DESPITE a massive R60bn revenue shortfall expected to be announced by Finance Minister Malusi Gigaba in three weeks’ time when he presents his first national budget, South Africa tops the list when it comes to transparency in the budget.
Government revenue looks set to fall significantly, bumping up the budget deficit and putting South Africa’s credit rating at risk of another downgrade. But despite this negativity, South Africa is tops when it comes to present a “fair” budget.
The 2017 Open Budget Index (OBI) survey released yesterday puts South Africa joint first with New Zealand out of 115 countries, saying the country’s efforts to deepen transparency in budget processes have been recognised internationally.
The OBI survey assesses the availability of eight key budget documents in each of the 115 countries and considers the comprehensiveness of data in these documents. The survey also examines the extent of effective oversight provided by legislatures, the independent fiscal institutions and the supreme audit institutions and the opportunities available to the public to participate in national budget processes.
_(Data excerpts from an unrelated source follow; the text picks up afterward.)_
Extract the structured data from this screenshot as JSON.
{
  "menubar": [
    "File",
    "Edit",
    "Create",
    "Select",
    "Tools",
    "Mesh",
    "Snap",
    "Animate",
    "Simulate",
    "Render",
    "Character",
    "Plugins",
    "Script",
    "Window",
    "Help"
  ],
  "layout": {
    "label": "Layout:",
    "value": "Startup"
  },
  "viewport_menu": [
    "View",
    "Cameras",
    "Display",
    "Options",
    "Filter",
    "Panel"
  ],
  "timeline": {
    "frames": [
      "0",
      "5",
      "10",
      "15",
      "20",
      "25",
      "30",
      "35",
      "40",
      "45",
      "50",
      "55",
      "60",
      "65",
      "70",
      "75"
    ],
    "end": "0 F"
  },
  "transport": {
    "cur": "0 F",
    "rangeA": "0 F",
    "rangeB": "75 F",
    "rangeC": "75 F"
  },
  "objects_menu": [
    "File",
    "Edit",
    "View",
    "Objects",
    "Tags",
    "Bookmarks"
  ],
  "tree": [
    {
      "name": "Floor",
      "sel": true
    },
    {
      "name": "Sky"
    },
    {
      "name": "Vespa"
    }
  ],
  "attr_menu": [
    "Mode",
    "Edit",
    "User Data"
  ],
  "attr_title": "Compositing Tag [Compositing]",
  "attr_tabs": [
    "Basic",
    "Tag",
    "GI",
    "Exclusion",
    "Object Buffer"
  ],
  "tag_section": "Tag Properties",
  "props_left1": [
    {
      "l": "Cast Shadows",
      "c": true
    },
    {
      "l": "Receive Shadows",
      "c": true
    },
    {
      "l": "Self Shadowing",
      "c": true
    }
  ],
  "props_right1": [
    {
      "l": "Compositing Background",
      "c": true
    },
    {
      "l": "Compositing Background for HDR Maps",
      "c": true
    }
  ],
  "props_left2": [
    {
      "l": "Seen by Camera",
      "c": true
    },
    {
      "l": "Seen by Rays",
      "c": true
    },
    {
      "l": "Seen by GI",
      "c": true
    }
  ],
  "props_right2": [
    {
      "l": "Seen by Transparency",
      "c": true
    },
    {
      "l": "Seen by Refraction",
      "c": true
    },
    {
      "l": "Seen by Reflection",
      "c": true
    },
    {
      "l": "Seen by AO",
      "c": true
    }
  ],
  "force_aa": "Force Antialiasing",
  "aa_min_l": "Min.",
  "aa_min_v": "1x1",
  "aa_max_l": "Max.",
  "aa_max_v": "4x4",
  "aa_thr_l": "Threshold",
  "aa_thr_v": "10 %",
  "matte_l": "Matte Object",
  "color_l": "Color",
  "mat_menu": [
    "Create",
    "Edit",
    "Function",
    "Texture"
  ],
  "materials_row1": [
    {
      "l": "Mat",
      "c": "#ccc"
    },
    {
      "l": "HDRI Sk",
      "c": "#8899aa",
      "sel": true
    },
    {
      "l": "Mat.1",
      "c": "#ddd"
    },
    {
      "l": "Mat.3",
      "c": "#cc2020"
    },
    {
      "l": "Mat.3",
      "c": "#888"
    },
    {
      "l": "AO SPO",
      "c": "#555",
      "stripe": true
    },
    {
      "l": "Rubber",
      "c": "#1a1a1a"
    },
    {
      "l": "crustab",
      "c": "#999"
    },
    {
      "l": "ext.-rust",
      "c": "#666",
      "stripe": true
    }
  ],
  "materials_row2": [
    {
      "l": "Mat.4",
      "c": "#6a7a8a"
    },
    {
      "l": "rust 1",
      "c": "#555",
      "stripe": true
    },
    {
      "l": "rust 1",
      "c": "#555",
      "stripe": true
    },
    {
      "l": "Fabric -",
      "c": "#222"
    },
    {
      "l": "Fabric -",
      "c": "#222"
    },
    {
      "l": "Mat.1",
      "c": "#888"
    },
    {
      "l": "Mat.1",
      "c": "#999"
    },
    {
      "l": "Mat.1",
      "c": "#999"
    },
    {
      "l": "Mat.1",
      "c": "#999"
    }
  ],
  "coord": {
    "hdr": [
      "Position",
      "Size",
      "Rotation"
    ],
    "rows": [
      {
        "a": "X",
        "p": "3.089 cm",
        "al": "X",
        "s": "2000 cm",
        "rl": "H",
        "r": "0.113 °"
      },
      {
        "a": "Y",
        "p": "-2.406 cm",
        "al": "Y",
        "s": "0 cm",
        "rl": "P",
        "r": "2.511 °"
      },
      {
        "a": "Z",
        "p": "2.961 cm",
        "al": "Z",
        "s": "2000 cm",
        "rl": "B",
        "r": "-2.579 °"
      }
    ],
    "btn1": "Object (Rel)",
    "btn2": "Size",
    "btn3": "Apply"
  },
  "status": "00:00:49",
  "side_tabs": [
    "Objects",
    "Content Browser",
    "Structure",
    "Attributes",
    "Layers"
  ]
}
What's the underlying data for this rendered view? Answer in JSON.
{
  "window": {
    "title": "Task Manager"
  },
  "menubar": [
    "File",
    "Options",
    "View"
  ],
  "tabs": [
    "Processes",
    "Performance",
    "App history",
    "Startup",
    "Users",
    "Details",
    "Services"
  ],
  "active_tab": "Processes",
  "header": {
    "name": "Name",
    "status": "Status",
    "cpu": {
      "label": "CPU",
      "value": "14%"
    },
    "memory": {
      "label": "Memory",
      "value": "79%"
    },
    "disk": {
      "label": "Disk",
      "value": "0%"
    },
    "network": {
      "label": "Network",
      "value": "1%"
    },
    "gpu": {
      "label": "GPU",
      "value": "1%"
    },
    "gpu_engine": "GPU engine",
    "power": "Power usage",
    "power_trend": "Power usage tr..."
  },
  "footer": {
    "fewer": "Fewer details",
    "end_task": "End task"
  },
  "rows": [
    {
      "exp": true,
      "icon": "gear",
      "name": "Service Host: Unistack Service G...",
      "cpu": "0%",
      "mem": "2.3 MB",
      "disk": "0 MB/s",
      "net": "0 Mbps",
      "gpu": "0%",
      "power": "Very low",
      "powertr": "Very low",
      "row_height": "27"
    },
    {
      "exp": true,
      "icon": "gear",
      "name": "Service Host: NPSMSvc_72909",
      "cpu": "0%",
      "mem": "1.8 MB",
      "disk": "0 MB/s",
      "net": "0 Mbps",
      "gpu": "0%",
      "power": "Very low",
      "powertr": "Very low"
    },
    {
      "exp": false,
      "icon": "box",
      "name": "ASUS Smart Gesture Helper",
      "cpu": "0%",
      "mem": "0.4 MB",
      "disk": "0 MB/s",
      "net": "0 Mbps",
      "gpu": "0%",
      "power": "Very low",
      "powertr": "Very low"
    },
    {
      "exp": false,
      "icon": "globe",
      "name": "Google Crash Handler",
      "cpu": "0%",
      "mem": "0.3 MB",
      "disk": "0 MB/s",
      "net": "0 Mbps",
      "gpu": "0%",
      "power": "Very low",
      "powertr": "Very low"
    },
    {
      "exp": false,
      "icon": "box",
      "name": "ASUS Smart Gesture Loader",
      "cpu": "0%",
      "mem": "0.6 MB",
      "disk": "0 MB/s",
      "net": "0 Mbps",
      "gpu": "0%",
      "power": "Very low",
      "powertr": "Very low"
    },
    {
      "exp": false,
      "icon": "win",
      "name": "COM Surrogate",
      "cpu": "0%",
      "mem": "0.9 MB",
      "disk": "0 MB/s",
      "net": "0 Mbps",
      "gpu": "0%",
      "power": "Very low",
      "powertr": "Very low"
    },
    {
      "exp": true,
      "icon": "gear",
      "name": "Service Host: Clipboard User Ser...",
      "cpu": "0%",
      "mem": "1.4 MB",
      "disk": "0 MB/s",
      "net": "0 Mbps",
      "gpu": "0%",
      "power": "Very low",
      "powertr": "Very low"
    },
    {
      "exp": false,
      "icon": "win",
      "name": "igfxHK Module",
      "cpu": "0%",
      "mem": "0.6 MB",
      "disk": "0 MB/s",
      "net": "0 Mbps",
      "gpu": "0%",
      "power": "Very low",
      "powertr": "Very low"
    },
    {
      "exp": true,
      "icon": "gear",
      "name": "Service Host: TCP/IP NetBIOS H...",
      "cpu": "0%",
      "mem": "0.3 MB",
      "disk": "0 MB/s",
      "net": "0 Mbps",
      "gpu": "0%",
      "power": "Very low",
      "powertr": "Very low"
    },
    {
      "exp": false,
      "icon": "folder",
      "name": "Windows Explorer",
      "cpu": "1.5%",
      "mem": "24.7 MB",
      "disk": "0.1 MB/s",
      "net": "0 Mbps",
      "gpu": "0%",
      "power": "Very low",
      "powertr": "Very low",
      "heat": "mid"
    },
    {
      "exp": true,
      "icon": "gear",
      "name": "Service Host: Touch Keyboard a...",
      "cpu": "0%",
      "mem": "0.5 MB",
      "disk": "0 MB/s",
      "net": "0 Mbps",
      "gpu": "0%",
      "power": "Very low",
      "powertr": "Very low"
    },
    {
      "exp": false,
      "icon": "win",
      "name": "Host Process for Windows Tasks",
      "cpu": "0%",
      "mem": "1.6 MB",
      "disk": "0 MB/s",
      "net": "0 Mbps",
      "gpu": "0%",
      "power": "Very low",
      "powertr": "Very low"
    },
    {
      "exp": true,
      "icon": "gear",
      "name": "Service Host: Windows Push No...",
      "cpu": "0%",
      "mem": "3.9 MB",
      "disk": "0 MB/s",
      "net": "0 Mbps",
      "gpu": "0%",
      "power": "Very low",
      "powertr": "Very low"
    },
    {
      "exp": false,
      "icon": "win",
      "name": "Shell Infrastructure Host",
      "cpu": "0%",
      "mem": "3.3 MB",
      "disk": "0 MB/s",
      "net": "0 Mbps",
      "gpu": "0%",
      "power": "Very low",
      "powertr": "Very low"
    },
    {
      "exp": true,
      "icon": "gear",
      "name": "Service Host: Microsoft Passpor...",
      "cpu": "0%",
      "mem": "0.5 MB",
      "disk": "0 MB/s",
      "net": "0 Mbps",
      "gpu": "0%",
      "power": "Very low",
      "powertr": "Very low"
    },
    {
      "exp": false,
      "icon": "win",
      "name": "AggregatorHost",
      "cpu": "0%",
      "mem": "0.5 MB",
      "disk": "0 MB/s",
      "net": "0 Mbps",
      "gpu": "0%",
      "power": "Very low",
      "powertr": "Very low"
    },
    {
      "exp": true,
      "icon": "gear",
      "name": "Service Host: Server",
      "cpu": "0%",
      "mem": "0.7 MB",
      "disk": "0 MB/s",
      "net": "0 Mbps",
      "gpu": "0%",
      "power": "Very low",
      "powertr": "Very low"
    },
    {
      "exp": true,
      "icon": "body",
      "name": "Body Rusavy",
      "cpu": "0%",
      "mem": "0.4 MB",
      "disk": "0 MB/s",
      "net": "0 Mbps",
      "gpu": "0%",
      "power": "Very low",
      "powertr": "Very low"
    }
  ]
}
South Africa achieved a score of 89 out of 100 in terms of transparency, up from 86 in 2015. Gigaba has applauded the result, saying South Africans should be proud of this achievement, which entrenches its reputation as a global leader.
“This is evidenced by the expansive budget information that is published for public analysis and scrutiny,” he said. Gigaba said the challenge now is for South Africans, parliamentarians, the media, civil society and the general public to use the information published in the budget documents more effectively.
Analysts said not everything about South Africa is perceived negatively by the global stage but the country shines in many areas and gives many developed nations a hard run for its money in critical areas.